Monday, January 24, 2011

More about Emily

Interesting that when a person is noticing some particular thing, that that "thing" then starts cropping up all over! I've barely finished with the fictionalized account of Emily Carr's life when it seemed like she was mentioned in many places. Now the Globe and Mail had an article about two photos that have been in separate archives and are now together. Photos of a tennis party, one has a young man gazing at Emily instead of at the photographer, while one taken minutes apart has him, seated, leaning against her leg - which as the article states would have been very unusual behaviour for the time. and then there is a recently published story by Carr called "Stone and Heart" in which she recounts a tennis party and a young man lifting her down from a ladder and kissing her. She went on to say "Soon I found the young man was only flirting with me, but too late, my heart was lost. It took 15 years to pull myself out." Interesting indeed, as I found that a far more realistic "romance",considering the times and her upbringing, than the one in "Forest Lover".There is going to be a new Exhibit about Emily Carr at the Royal BC Museum in Victoria, curated by Kathryn Bridge. She is hoping to find out who the man in the photos is before "The Other Emily:Redefining Emily Carr" opens in March. -How times have changed! ---- This photo is the figure I did in the last Sculpture session. The nice contrast with the black against the fired white of the sculpture, was provided by a strategically seated cat!

Tuesday, January 18, 2011

Back at the Easel

I'm actually working on three paintings at the moment- well- not all at the very same time! One is a large close-up of allium seed-heads - and I'm feeling my way on that one, with pauses between sessions. Another is just a blocking-in of something to have for the next Finn Slough show. The third is *probably* finished. I was working from a coloured conte' drawing from a Life Drawing session. Our model sat on the stand while we were figuring out how we wanted the pose to be. She was just very relaxed and had her feet turned in. It was a bit different, so we decided to go with that pose. I thought it would make a different painting - so here it is. Interestingly enough, while a lot of classical nudes are in major museums and private collections, it is very difficult - at least here on the West Coast- to exhibit nudes --- and even harder to actually sell them.Granted, you might not want one in your living room, but they are nice in a bedroom. Well,maybe that depends on your guests. When my mother was alive, she used to complain, every time she came over, about the nude I had in our bedroom. I still like *that* nude and will post here sometime. And I like this nude too - she has such an impish expression.

Wednesday, January 12, 2011

Show at Gateway

Monday, My show at Gateway Theatre was hung. It will be there until February 28th and can be viewed when performances are on and also Monday to Friday from 9 to 1 and 2 to 5. (Enter via the box office door.) It is paintings from my trip to the Czech Republic and Rome - plus a few others.
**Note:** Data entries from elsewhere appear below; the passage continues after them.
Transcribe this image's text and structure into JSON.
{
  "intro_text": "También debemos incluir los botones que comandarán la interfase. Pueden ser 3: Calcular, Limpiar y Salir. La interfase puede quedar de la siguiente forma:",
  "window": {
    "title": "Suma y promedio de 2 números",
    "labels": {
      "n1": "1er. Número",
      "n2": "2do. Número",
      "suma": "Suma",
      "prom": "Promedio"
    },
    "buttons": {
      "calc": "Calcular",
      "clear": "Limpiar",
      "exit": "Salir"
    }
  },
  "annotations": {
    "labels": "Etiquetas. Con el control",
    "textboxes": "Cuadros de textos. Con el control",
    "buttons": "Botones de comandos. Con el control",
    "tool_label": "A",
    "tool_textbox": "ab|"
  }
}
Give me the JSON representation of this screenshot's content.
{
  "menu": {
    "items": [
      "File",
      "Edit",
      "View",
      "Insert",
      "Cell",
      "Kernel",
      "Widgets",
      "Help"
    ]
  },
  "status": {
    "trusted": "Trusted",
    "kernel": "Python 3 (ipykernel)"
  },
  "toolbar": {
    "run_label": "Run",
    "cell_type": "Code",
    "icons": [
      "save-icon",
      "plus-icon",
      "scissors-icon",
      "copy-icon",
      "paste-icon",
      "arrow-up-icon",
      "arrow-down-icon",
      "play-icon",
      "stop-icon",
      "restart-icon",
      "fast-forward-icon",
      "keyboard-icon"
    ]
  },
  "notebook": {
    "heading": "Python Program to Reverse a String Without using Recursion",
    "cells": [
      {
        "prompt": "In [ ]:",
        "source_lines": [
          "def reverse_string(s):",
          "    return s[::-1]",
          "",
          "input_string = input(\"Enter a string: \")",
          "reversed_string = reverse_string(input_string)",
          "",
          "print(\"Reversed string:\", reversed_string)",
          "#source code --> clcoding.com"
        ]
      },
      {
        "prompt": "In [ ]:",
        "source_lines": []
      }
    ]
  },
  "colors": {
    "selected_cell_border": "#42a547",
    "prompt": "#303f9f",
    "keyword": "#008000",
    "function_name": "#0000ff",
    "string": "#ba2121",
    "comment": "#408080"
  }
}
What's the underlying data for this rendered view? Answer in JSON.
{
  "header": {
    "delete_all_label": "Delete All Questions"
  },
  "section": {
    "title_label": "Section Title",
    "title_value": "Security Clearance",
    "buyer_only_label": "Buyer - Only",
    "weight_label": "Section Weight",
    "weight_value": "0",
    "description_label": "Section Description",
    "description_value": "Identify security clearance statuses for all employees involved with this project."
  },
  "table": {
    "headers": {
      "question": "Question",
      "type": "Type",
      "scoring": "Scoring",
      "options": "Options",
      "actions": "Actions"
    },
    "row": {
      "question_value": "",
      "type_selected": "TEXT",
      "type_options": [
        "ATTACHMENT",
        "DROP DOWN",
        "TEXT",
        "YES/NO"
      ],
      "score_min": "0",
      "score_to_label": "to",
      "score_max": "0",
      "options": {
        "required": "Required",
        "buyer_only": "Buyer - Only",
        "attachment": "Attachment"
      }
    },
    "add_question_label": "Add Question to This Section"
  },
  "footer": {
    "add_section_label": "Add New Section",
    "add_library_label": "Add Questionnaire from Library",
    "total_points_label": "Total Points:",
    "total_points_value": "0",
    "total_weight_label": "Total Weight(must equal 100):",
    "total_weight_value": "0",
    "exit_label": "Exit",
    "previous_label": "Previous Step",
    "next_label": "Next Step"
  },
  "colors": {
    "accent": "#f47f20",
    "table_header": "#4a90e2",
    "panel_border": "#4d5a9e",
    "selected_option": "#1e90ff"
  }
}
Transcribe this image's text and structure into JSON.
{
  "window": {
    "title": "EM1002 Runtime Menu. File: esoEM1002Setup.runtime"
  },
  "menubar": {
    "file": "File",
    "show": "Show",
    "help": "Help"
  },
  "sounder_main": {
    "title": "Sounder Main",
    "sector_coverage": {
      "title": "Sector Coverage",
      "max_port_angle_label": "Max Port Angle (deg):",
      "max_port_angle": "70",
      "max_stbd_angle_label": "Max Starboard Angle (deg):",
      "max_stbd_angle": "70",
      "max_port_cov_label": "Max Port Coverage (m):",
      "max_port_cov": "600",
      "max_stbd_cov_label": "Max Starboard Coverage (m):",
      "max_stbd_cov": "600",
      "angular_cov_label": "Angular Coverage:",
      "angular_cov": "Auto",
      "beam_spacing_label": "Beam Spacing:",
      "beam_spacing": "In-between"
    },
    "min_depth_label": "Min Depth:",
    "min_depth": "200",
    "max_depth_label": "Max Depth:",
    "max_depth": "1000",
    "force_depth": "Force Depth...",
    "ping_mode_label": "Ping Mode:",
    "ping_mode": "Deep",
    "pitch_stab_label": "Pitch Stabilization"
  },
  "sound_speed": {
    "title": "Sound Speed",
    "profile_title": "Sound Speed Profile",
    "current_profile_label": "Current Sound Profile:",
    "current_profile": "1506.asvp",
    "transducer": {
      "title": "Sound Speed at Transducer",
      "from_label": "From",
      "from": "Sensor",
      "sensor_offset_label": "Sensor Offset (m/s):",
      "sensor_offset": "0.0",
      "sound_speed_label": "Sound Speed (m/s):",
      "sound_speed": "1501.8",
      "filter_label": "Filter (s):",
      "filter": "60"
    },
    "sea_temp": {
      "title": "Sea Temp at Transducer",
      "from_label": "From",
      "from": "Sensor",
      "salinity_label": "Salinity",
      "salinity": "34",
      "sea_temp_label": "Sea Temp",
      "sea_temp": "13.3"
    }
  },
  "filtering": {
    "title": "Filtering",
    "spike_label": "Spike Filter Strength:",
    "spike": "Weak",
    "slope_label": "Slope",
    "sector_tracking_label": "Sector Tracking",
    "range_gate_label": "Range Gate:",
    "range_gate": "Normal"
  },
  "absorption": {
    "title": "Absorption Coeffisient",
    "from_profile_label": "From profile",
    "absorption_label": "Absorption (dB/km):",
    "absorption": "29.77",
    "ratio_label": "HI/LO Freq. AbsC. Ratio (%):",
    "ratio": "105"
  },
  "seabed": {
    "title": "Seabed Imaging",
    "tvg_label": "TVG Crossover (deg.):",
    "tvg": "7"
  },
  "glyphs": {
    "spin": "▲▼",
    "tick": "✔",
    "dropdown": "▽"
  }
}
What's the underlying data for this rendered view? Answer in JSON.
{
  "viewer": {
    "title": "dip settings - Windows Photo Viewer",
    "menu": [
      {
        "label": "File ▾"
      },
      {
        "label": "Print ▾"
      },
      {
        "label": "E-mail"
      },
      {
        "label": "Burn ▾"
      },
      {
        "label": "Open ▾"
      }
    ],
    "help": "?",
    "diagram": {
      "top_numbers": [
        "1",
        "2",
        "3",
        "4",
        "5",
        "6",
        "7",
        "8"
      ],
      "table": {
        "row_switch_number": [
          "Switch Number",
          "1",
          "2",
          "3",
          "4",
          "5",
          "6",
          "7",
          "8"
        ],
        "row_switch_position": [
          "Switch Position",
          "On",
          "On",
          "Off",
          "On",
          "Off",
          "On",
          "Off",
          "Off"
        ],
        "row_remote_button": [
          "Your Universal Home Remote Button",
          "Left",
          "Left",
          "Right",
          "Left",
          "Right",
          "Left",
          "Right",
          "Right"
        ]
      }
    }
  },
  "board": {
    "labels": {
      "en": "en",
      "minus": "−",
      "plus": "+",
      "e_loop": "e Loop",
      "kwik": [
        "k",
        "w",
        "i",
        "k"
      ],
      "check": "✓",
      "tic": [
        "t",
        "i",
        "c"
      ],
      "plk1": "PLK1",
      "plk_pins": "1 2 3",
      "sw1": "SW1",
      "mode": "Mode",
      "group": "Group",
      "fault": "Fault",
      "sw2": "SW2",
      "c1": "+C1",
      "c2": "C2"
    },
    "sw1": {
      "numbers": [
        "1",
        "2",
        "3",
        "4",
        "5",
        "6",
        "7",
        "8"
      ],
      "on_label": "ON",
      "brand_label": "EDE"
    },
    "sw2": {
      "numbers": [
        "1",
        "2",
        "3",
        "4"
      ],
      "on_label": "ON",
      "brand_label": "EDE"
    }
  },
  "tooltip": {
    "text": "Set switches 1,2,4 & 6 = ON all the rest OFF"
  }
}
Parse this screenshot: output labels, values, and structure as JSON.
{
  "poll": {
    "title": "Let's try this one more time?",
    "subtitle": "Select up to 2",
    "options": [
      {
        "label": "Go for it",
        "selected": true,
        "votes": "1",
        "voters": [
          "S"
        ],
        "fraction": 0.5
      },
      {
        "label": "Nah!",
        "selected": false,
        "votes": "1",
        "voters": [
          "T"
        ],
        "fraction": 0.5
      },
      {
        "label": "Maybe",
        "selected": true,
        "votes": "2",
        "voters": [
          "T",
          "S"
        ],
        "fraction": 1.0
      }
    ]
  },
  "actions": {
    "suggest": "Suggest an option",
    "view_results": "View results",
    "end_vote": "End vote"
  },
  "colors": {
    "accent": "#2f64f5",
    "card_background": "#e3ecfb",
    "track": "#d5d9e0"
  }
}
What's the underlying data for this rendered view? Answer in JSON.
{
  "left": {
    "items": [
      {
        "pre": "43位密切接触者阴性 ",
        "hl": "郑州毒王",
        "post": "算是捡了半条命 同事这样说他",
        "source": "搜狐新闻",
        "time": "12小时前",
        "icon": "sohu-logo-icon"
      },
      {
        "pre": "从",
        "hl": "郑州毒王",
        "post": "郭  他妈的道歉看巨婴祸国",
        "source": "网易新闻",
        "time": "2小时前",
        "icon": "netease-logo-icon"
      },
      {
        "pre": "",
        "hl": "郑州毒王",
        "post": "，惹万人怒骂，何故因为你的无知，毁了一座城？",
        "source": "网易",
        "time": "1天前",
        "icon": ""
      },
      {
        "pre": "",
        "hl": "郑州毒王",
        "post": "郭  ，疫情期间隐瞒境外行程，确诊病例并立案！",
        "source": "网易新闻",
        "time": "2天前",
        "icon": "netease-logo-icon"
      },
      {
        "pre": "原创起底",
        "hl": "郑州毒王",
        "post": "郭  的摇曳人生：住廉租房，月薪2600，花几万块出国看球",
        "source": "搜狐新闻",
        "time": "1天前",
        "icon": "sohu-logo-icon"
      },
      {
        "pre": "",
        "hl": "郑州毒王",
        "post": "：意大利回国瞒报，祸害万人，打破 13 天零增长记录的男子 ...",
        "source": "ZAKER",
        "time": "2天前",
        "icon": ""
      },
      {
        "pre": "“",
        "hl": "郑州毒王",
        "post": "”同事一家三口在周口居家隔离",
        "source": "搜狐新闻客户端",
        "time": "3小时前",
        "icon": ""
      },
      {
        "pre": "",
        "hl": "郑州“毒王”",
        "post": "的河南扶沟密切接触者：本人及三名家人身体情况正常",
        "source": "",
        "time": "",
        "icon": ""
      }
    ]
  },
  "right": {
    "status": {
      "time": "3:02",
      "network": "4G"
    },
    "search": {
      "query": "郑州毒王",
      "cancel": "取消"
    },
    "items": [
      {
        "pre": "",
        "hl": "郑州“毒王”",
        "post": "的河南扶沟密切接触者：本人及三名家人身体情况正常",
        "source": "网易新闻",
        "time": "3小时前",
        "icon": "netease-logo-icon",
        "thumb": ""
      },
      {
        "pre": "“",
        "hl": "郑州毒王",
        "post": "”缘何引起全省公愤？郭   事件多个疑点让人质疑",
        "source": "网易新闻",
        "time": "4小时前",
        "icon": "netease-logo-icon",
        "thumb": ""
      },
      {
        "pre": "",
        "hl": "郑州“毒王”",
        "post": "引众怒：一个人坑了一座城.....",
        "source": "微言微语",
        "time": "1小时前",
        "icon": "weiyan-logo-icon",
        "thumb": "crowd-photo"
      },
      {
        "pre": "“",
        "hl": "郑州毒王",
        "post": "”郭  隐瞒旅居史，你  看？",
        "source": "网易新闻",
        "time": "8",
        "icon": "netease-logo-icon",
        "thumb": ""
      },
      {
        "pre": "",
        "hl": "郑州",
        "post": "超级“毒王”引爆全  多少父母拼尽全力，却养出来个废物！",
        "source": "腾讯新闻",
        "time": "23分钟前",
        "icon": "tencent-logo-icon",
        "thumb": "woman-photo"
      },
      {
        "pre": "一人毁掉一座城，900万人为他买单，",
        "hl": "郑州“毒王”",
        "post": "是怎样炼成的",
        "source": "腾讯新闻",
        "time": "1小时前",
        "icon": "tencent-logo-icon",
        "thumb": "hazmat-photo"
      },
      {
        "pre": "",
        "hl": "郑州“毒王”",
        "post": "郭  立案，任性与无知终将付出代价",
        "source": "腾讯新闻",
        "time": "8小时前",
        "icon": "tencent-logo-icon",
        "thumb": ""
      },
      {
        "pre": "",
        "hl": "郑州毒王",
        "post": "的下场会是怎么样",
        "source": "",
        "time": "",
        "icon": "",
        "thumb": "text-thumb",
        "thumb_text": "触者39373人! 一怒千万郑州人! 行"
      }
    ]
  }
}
This is what I wrote for the "Statement" - European Memories- While I enjoy painting this wonderful part of the world where we live, I also find excitement in painting a different environment. These scenes of the Czech Republic and Italy bring back treasured memories that I am happy to share. I love paint, brushwork and the play of light and colour. the way light hits cobblestones, shines off red tile roofs and creates delightful reflections in water is all very special. While I want places to be recognizable, I edit and emphasize to create a feeling and capture the essence of a moment. This is one of the paintings in the show- Prague Rooftops.

Tuesday, January 4, 2011

The Price of Everything

"The Price of Everything" is the title of a new book by Eduardo Porter, mentioned in an article in today's Globe and Mail.Mr. Porter says that paying a high price for something actually stimulates the brain. He says, "The price is a signal about you, not about the thing. When you pay something for something you're sending a signal about the quality of person that you are. About the resources at your command." Interesting when you think about the story I've told before about the man in a gallery who was set to buy a painting and had his check-book out - only when he found it was $2,000 and not $20,000, he didn't want it. ...and, yet, a lot of people think art prices are a way too high when they might be $500 for a painting. I guess it depends on the market. Recently, a fellow artist admonished some reasonably well-to-do people that she knew who were complaining about an artist's prices. She told them that they didn't question $70 an hour for a car mechanic, so why should the artist be working for low wages? Another factor, rarely considered is that a gallery takes 50% for their expenses. However, the artist has paid for materials and often framing, so actually ends up with slightly less. Maybe we need to somehow suggest that buying a painting "sends a signal about the quality of person you are." Or - like the advertisement for a Park Avenue gallery I saw recently, "Nothing Enhances the Beauty of Your Home Like Art." Have a cup of tea and consider... the painting is of a copper kettle I don't use but keep by the fireplace. It was hand-made in the old B.C. Penitentiary, bought by a guard and given as a wedding present to my parents.